US drugmaker Forest Laboratories (Nasdaq: FRX) yesterday reported that net income for the quarter ended June 30, 2012, was down 79% as a results of generic competition for its Lexapro (escitalopram oxalate). Net income at Forest, which is a proxy fight with billionaire investor Carl Icahn, sank to $55.3 million or $0.21 per share compared to $258.1 million or $0.90 per share reported for last year’s first quarter.
Reported earnings per share in the first quarter of fiscal 2012 were $0.90 after a charge of $40.0 million or $0.14 per share net of tax, related to a new product licensing agreement with Blue Ash Therapeutics for azimilide, a novel antiarrhythmic agent. Excluding acquisition related amortization in both periods presented and the Blue Ash charge in last year’s first quarter, non-GAAP EPS in the first fiscal quarter of 2013 equaled $0.28 as compared with $1.07 in the first quarter of fiscal 2012.

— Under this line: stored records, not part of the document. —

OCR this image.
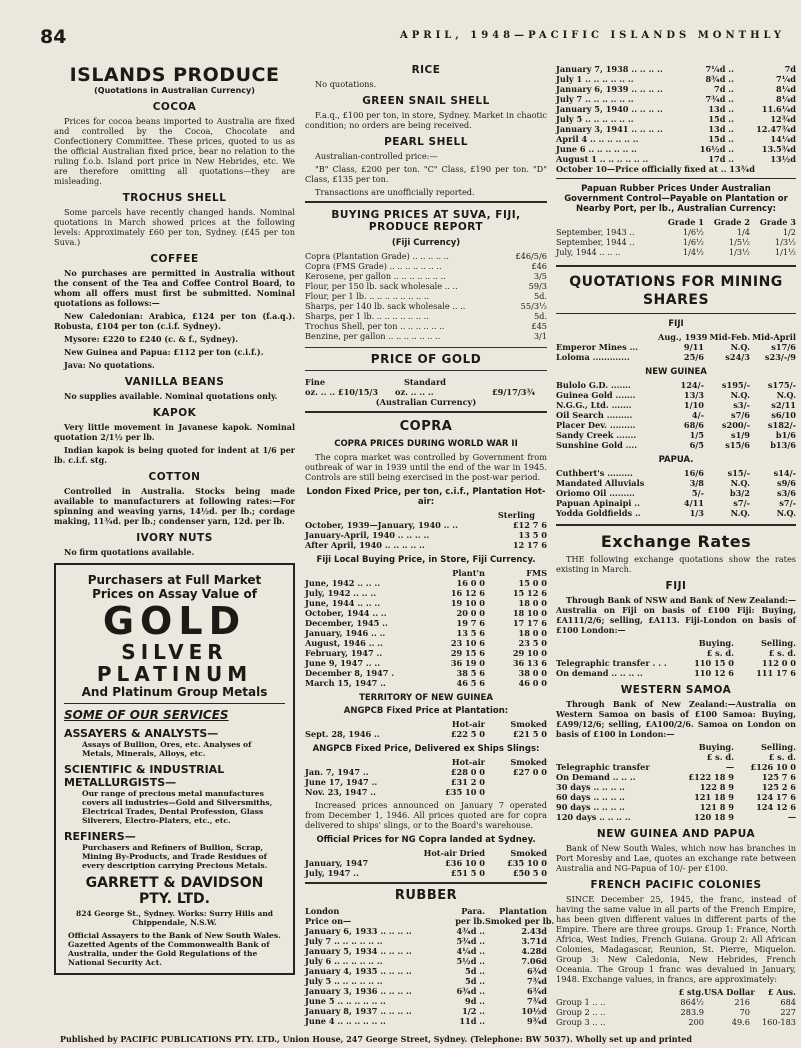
84	APRIL, 1948—PACIFIC ISLANDS MONTHLY
ISLANDS PRODUCE
(Quotations in Australian Currency)
COCOA
Prices for cocoa beans imported to Australia are fixed and controlled by the Cocoa, Chocolate and Confectionery Committee. These prices, quoted to us as the official Australian fixed price, bear no relation to the ruling f.o.b. Island port price in New Hebrides, etc. We are therefore omitting all quotations—they are misleading.
TROCHUS SHELL
Some parcels have recently changed hands. Nominal quotations in March showed prices at the following levels: Approximately £60 per ton, Sydney. (£45 per ton Suva.)
COFFEE
No purchases are permitted in Australia without the consent of the Tea and Coffee Control Board, to whom all offers must first be submitted. Nominal quotations as follows:—
New Caledonian: Arabica, £124 per ton (f.a.q.). Robusta, £104 per ton (c.i.f. Sydney).
Mysore: £220 to £240 (c. & f., Sydney).
New Guinea and Papua: £112 per ton (c.i.f.).
Java: No quotations.
VANILLA BEANS
No supplies available. Nominal quotations only.
KAPOK
Very little movement in Javanese kapok. Nominal quotation 2/1½ per lb.
Indian kapok is being quoted for indent at 1/6 per lb. c.i.f. stg.
COTTON
Controlled in Australia. Stocks being made available to manufacturers at following rates:—For spinning and weaving yarns, 14½d. per lb.; cordage making, 11¾d. per lb.; condenser yarn, 12d. per lb.
IVORY NUTS
No firm quotations available.
Purchasers at Full Market
Prices on Assay Value of
GOLD
SILVER
PLATINUM
And Platinum Group Metals
SOME OF OUR SERVICES
ASSAYERS & ANALYSTS—
Assays of Bullion, Ores, etc. Analyses of Metals, Minerals, Alloys, etc.
SCIENTIFIC & INDUSTRIAL METALLURGISTS—
Our range of precious metal manufactures covers all industries—Gold and Silversmiths, Electrical Trades, Dental Profession, Glass Silverers, Electro-Platers, etc., etc.
REFINERS—
Purchasers and Refiners of Bullion, Scrap, Mining By-Products, and Trade Residues of every description carrying Precious Metals.
GARRETT & DAVIDSON
PTY. LTD.
824 George St., Sydney. Works: Surry Hills and Chippendale, N.S.W.
Official Assayers to the Bank of New South Wales. Gazetted Agents of the Commonwealth Bank of Australia, under the Gold Regulations of the National Security Act.
RICE
No quotations.
GREEN SNAIL SHELL
F.a.q., £100 per ton, in store, Sydney. Market in chaotic condition; no orders are being received.
PEARL SHELL
Australian-controlled price:—
"B" Class, £200 per ton. "C" Class, £190 per ton. "D" Class, £135 per ton.
Transactions are unofficially reported.
BUYING PRICES AT SUVA, FIJI, PRODUCE REPORT
(Fiji Currency)
Copra (Plantation Grade) .. .. .. .. ..	£46/5/6
Copra (FMS Grade) .. .. .. .. .. .. ..	£46
Kerosene, per gallon .. .. .. .. .. .. ..	3/5
Flour, per 150 lb. sack wholesale .. ..	59/3
Flour, per 1 lb. .. .. .. .. .. .. .. ..	5d.
Sharps, per 140 lb. sack wholesale .. ..	55/3½
Sharps, per 1 lb. .. .. .. .. .. .. ..	5d.
Trochus Shell, per ton .. .. .. .. .. ..	£45
Benzine, per gallon .. .. .. .. .. .. ..	3/1
PRICE OF GOLD
Fine	Standard
oz. .. .. £10/15/3	oz. .. .. ..	£9/17/3¾
(Australian Currency)
COPRA
COPRA PRICES DURING WORLD WAR II
The copra market was controlled by Government from outbreak of war in 1939 until the end of the war in 1945. Controls are still being exercised in the post-war period.
London Fixed Price, per ton, c.i.f., Plantation Hot-air:
Sterling
October, 1939—January, 1940 .. ..	£12 7 6
January-April, 1940 .. .. .. ..	13 5 0
After April, 1940 .. .. .. .. ..	12 17 6
Fiji Local Buying Price, in Store, Fiji Currency.
Plant'n	FMS
June, 1942 .. .. ..	16 0 0	15 0 0
July, 1942 .. .. ..	16 12 6	15 12 6
June, 1944 .. .. ..	19 10 0	18 0 0
October, 1944 .. ..	20 0 0	18 10 0
December, 1945 ..	19 7 6	17 17 6
January, 1946 .. ..	13 5 6	18 0 0
August, 1946 .. ..	23 10 6	23 5 0
February, 1947 ..	29 15 6	29 10 0
June 9, 1947 .. ..	36 19 0	36 13 6
December 8, 1947 .	38 5 6	38 0 0
March 15, 1947 ..	46 5 6	46 0 0
TERRITORY OF NEW GUINEA
ANGPCB Fixed Price at Plantation:
Hot-air	Smoked
Sept. 28, 1946 ..	£22 5 0	£21 5 0
ANGPCB Fixed Price, Delivered ex Ships Slings:
Hot-air	Smoked
Jan. 7, 1947 ..	£28 0 0	£27 0 0
June 17, 1947 ..	£31 2 0
Nov. 23, 1947 ..	£35 10 0
Increased prices announced on January 7 operated from December 1, 1946. All prices quoted are for copra delivered to ships' slings, or to the Board's warehouse.
Official Prices for NG Copra landed at Sydney.
Hot-air Dried	Smoked
January, 1947	£36 10 0	£35 10 0
July, 1947 ..	£51 5 0	£50 5 0
RUBBER
London	Para.	Plantation
Price on—	per lb. Smoked per lb.
January 6, 1933 .. .. .. ..	4¾d ..	2.43d
July 7 .. .. .. .. .. ..	5¾d ..	3.71d
January 5, 1934 .. .. .. ..	4¼d ..	4.28d
July 6 .. .. .. .. .. ..	5½d ..	7.06d
January 4, 1935 .. .. .. ..	5d ..	6¾d
July 5 .. .. .. .. .. ..	5d ..	7¾d
January 3, 1936 .. .. .. ..	6¾d ..	6¾d
June 5 .. .. .. .. .. ..	9d ..	7¾d
January 8, 1937 .. .. .. ..	1/2 ..	10½d
June 4 .. .. .. .. .. ..	11d ..	9¾d
January 7, 1938 .. .. .. ..	7¼d ..	7d
July 1 .. .. .. .. .. ..	8¾d ..	7¼d
January 6, 1939 .. .. .. ..	7d ..	8¼d
July 7 .. .. .. .. .. ..	7¾d ..	8¼d
January 5, 1940 .. .. .. ..	13d ..	11.6¼d
July 5 .. .. .. .. .. ..	15d ..	12¾d
January 3, 1941 .. .. .. ..	13d ..	12.47¾d
April 4 .. .. .. .. .. ..	15d ..	14¼d
June 6 .. .. .. .. .. ..	16½d ..	13.5¾d
August 1 .. .. .. .. .. ..	17d ..	13½d
October 10—Price officially fixed at .. 13¾d
Papuan Rubber Prices Under Australian Government Control—Payable on Plantation or Nearby Port, per lb., Australian Currency:
Grade 1	Grade 2	Grade 3
September, 1943 ..	1/6½	1/4	1/2
September, 1944 ..	1/6½	1/5½	1/3½
July, 1944 .. .. ..	1/4½	1/3½	1/1½
QUOTATIONS FOR MINING SHARES
FIJI
Aug., 1939 Mid-Feb. Mid-April
Emperor Mines ...	9/11	N.Q.	s17/6
Loloma .............	25/6	s24/3	s23/-/9
NEW GUINEA
Bulolo G.D. .......	124/-	s195/-	s175/-
Guinea Gold .......	13/3	N.Q.	N.Q.
N.G.G., Ltd. .......	1/10	s3/-	s2/11
Oil Search .........	4/-	s7/6	s6/10
Placer Dev. .........	68/6	s200/-	s182/-
Sandy Creek .......	1/5	s1/9	b1/6
Sunshine Gold ....	6/5	s15/6	b13/6
PAPUA.
Cuthbert's .........	16/6	s15/-	s14/-
Mandated Alluvials	3/8	N.Q.	s9/6
Oriomo Oil .........	5/-	b3/2	s3/6
Papuan Apinaipi ..	4/11	s7/-	s7/-
Yodda Goldfields ..	1/3	N.Q.	N.Q.
Exchange Rates
THE following exchange quotations show the rates existing in March.
FIJI
Through Bank of NSW and Bank of New Zealand:—Australia on Fiji on basis of £100 Fiji: Buying, £A111/2/6; selling, £A113. Fiji-London on basis of £100 London:—
Buying.	Selling.
£ s. d.	£ s. d.
Telegraphic transfer . . .	110 15 0	112 0 0
On demand .. .. .. ..	110 12 6	111 17 6
WESTERN SAMOA
Through Bank of New Zealand:—Australia on Western Samoa on basis of £100 Samoa: Buying, £A99/12/6; selling, £A100/2/6. Samoa on London on basis of £100 in London:—
Buying.	Selling.
£ s. d.	£ s. d.
Telegraphic transfer	—	£126 10 0
On Demand .. .. ..	£122 18 9	125 7 6
30 days .. .. .. ..	122 8 9	125 2 6
60 days .. .. .. ..	121 18 9	124 17 6
90 days .. .. .. ..	121 8 9	124 12 6
120 days .. .. .. ..	120 18 9	—
NEW GUINEA AND PAPUA
Bank of New South Wales, which now has branches in Port Moresby and Lae, quotes an exchange rate between Australia and NG-Papua of 10/- per £100.
FRENCH PACIFIC COLONIES
SINCE December 25, 1945, the franc, instead of having the same value in all parts of the French Empire, has been given different values in different parts of the Empire. There are three groups. Group 1: France, North Africa, West Indies, French Guiana. Group 2: All African Colonies, Madagascar, Reunion, St. Pierre, Miquelon. Group 3: New Caledonia, New Hebrides, French Oceania. The Group 1 franc was devalued in January, 1948. Exchange values, in francs, are approximately:
£ stg. USA Dollar	£ Aus.
Group 1 .. ..	864½	216	684
Group 2 .. ..	283.9	70	227
Group 3 .. ..	200	49.6	160-183
Published by PACIFIC PUBLICATIONS PTY. LTD., Union House, 247 George Street, Sydney. (Telephone: BW 5037). Wholly set up and printed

Net sales for the quarter decreased 31.9% to $751.8 million, from $1.1 billion in the year-ago period, falling short of analysts’ estimates of $830.3 million. Sales of Lexapro), for major depressive disorder initial and maintenance treatment of MDD in adults and adolescents and generalized anxiety disorder in adults were $110.0 million compared with $585 million. The drug’s patent expired in March.